Actually, the backlash is nothing new (check out Susan Faludi's book of that very name). It's been going on since women became a competitive force in economics and politics, spheres of influence one considered exclusively male.
But with a bad economy and a generally angry populace alienated from a political process that has clearly broken down at almost every level, the desire to "other" whole components of society and scapegoat them for the loss of what was an illusory security at best, has become more obvious.
Hate is on the rise, and women are clearly one target of it. I really appreciate Fathernature's reference to radio-demagogue Charles Coughlin. Poorly educated as most Americans are these days, especially as regards their own history, they are largely unaware that hate-mongers like Rush Limbaugh are nothing new. Coughlin had plenty of company. There were also Gerald L.K. Smith, Westbrook Pegler and a hoard of lesser names blaming the very people being blamed now for all the ills of society, sometimes in an even more blatantly sexist, racist, anti-semitic way. History eventually washed out that particular sewer, but it wasn't quick or easy, and clearly it wasn't permanent.
One thing I don't get about this country and never will is why its citizens blame the victims for hard times instead of the perpetrators. If half the rage the teabaggers devote to gay people and immigrants were directed toward banks, they might actually be acting in their own class interests instead of thugging for The Man.
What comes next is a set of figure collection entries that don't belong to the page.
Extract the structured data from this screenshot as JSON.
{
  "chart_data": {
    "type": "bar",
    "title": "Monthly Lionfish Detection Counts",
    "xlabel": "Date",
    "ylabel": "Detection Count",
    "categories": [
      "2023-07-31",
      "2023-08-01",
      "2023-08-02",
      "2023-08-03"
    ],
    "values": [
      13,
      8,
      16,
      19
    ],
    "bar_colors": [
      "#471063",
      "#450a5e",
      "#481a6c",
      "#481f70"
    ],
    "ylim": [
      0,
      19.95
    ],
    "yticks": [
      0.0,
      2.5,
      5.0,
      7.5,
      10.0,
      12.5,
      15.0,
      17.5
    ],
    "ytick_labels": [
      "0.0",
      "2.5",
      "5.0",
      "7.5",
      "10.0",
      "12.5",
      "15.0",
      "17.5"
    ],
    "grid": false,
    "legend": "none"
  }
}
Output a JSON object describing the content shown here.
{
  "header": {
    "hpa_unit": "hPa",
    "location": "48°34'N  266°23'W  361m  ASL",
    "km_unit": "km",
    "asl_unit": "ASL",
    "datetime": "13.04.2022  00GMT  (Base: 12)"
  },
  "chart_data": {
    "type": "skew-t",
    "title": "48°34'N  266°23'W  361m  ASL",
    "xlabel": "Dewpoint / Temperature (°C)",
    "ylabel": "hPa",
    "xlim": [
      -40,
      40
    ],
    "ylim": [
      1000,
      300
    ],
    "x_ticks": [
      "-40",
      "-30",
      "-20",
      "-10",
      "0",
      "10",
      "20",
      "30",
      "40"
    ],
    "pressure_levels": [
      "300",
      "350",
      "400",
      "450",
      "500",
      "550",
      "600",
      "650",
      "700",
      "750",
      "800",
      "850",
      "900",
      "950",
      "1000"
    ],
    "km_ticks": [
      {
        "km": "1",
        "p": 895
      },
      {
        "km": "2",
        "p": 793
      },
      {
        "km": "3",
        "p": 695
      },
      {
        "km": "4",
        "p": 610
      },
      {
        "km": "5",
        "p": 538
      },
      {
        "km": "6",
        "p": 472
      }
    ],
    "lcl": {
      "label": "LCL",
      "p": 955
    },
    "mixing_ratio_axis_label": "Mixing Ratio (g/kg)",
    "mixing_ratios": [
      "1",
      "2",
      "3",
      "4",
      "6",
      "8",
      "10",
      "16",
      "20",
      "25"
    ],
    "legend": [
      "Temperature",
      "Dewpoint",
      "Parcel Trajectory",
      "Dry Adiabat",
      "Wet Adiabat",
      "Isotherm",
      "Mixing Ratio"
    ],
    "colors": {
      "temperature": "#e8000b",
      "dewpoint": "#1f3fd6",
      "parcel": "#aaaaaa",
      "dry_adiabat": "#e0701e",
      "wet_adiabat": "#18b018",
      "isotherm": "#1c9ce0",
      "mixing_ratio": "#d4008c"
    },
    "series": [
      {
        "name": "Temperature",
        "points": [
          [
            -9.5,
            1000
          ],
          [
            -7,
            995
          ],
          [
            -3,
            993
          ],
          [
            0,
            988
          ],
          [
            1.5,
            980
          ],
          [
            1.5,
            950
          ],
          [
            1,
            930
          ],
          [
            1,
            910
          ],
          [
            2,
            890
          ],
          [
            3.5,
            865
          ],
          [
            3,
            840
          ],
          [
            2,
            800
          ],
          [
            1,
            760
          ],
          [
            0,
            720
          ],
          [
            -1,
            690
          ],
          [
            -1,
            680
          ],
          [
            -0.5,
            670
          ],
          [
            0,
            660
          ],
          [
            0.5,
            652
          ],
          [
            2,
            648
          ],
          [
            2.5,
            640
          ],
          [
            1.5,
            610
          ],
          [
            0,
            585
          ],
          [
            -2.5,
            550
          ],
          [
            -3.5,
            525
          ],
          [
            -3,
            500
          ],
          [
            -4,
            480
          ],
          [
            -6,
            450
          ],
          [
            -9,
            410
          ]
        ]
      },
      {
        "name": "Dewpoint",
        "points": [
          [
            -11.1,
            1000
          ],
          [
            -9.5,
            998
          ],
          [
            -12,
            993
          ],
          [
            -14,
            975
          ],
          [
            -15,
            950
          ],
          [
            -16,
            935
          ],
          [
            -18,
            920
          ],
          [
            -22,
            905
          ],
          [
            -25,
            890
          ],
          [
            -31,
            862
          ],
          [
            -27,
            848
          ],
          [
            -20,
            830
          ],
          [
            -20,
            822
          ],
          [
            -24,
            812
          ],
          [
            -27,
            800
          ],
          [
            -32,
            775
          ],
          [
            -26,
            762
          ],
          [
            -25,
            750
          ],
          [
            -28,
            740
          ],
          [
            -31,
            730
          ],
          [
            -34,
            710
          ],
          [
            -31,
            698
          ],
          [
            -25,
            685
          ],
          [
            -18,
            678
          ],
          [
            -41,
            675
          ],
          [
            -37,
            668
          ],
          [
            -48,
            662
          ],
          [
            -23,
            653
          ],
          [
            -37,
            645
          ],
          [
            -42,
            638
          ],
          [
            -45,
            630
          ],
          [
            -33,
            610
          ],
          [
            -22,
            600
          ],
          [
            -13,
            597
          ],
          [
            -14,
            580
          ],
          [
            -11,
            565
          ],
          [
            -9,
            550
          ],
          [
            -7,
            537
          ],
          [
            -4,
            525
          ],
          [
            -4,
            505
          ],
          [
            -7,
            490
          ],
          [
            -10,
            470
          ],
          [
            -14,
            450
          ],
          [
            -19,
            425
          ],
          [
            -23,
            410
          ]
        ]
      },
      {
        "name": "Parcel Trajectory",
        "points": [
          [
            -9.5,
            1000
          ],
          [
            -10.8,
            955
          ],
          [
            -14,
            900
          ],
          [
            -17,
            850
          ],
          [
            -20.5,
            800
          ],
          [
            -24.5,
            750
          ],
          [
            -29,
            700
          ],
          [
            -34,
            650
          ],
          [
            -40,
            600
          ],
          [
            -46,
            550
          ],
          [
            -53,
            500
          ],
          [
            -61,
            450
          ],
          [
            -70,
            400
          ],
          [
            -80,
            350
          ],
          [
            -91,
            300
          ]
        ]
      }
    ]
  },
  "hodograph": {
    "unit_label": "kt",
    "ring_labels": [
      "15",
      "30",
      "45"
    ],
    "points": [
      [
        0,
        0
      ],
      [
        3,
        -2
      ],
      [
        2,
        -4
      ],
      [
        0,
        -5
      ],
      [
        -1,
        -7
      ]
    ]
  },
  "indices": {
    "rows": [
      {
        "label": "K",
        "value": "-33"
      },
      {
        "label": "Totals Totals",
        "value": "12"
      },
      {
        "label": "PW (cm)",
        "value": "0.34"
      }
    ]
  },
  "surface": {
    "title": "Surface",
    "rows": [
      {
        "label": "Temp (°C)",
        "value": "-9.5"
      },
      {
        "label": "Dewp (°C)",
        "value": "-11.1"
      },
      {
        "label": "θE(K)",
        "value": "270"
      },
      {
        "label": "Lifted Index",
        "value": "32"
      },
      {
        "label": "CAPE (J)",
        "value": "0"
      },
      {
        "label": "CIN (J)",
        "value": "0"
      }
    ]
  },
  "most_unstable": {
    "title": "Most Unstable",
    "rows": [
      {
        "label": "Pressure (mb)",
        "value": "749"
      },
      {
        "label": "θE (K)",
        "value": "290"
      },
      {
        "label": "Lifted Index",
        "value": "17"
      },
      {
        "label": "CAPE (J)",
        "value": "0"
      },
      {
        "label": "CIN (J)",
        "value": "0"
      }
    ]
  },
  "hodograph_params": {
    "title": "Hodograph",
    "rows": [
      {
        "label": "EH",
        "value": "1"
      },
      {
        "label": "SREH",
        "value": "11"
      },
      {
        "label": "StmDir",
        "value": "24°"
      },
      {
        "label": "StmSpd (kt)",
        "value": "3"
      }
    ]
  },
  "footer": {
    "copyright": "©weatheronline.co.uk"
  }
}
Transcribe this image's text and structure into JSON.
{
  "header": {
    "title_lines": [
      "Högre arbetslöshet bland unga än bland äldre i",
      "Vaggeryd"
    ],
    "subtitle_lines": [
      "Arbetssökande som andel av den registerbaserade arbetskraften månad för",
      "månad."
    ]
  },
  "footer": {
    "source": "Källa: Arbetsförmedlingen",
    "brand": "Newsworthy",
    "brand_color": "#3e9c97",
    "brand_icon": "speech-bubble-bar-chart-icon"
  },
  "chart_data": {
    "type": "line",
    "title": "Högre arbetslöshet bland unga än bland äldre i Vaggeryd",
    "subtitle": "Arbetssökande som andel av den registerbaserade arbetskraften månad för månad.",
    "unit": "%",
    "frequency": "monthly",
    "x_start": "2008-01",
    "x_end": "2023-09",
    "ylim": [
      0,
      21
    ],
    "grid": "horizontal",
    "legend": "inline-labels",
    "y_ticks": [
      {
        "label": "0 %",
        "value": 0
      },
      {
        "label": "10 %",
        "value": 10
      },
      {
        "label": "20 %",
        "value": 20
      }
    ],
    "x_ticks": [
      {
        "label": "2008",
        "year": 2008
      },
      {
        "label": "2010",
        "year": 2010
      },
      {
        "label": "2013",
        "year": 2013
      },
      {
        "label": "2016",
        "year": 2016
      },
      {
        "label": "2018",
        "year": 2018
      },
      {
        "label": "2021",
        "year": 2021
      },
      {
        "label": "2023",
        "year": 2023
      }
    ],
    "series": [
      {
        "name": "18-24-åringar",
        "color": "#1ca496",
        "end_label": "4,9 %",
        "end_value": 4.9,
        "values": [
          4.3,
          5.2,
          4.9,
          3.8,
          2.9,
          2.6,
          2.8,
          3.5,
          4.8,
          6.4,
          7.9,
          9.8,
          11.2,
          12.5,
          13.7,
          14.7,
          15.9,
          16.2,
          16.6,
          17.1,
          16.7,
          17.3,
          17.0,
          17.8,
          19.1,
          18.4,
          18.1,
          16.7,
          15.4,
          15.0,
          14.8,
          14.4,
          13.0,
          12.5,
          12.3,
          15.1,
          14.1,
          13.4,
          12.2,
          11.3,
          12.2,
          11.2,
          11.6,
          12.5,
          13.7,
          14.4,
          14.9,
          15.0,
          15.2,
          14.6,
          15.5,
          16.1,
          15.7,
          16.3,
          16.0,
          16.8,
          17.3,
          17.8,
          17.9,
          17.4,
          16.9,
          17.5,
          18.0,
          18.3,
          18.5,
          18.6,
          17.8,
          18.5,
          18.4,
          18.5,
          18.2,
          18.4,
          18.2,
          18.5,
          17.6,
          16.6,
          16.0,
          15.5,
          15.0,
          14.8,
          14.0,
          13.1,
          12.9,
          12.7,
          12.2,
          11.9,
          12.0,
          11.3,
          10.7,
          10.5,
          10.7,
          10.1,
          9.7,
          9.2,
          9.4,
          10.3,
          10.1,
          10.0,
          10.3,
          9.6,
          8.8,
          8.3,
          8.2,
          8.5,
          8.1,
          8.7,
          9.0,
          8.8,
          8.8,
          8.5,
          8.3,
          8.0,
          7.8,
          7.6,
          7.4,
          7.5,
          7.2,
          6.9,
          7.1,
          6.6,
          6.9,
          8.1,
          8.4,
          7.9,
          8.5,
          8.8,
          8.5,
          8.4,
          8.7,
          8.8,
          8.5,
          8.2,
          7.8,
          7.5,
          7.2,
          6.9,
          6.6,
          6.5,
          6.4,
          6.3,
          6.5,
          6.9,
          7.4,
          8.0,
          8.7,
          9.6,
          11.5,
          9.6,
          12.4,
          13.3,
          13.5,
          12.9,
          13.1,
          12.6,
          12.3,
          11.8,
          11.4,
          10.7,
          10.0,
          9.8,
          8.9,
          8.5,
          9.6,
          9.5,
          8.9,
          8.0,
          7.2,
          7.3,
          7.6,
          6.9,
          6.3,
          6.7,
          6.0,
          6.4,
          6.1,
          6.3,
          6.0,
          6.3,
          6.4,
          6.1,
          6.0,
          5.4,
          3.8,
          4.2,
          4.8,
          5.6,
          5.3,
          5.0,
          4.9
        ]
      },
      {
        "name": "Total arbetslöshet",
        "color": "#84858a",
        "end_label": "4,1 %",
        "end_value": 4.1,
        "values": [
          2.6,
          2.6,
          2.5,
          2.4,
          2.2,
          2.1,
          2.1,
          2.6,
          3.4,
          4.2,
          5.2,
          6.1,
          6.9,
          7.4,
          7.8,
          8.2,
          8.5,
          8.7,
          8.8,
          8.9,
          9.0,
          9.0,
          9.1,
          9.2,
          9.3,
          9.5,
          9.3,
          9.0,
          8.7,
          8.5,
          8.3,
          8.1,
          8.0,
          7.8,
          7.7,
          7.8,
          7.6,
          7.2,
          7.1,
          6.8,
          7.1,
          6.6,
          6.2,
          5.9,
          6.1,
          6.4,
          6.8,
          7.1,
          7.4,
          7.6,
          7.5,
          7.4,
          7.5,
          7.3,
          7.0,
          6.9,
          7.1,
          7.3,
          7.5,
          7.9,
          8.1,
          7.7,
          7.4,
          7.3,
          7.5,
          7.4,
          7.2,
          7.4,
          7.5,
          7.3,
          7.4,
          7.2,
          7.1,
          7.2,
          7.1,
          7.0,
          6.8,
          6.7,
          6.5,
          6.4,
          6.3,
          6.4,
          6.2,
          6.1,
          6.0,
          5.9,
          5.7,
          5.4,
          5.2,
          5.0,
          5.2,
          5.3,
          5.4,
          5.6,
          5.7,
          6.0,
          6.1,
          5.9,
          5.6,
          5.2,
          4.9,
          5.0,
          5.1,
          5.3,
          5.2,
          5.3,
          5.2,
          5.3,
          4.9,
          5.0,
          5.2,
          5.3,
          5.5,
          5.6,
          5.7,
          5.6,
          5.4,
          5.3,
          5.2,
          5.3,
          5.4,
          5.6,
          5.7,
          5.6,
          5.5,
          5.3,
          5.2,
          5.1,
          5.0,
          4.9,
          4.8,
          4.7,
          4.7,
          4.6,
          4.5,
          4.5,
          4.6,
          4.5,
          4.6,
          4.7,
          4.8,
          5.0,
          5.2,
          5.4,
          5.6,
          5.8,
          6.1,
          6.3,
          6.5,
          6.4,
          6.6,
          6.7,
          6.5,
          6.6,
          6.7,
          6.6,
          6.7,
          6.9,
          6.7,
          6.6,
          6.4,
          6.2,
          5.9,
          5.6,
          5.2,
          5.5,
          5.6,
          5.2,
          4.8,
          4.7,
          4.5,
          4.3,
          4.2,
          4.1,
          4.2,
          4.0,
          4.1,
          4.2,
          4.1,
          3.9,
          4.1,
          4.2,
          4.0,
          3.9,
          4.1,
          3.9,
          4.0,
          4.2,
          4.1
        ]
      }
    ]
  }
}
As for the new wave of hostility toward feminism, I'd look again to the underrated Ms. Faludi's prescient book "Stiffed," which describes in harrowing and compassionate detail the various failed coping strategies by which men have attempted to adapt to a society in which the old definitions of masculinity have largely unraveled and no new ones have arisen as yet to take their place. It's not the job of feminism to fix that, but feminism is certainly one of the targets of the rage and frustration it's generated among men who, once again, chooose to blame their fellow victims for a situation in which both suffer.
But then, I'm one of those old-fashioned big-H Humanists who still believes that regular folks of every type have more in common with one another than they do with the overlords of the system that exploits their differences.
I may get shot at here for saying this, but I'm old enough to believe that, yes, there really is a patriarchy, and a way of thinking that it imposes on everybody, but that in reality it consists of a couple of hundred old dudes who own everything in the world and dictate their ideas to everyone else. The biggest of all big lies they've managed to sell to men is that any man could have a place at that table if it weren't for all the women and minorities crowding them out. Fat chance, unless your last name has been in the Social Register for about five generations.
So how many women and minorities are there on the boards of directors of The Fortune Five Hundred corps? Last time I checked, it was around 4% of the total number.
But it's those feminists and affirmative action cases that have robbed The Angry White Man of his shot at the brass ring.
That's what thirty years of systematically dumbing down the educational system and ranting against public sector attempts to level the playing field have brought us.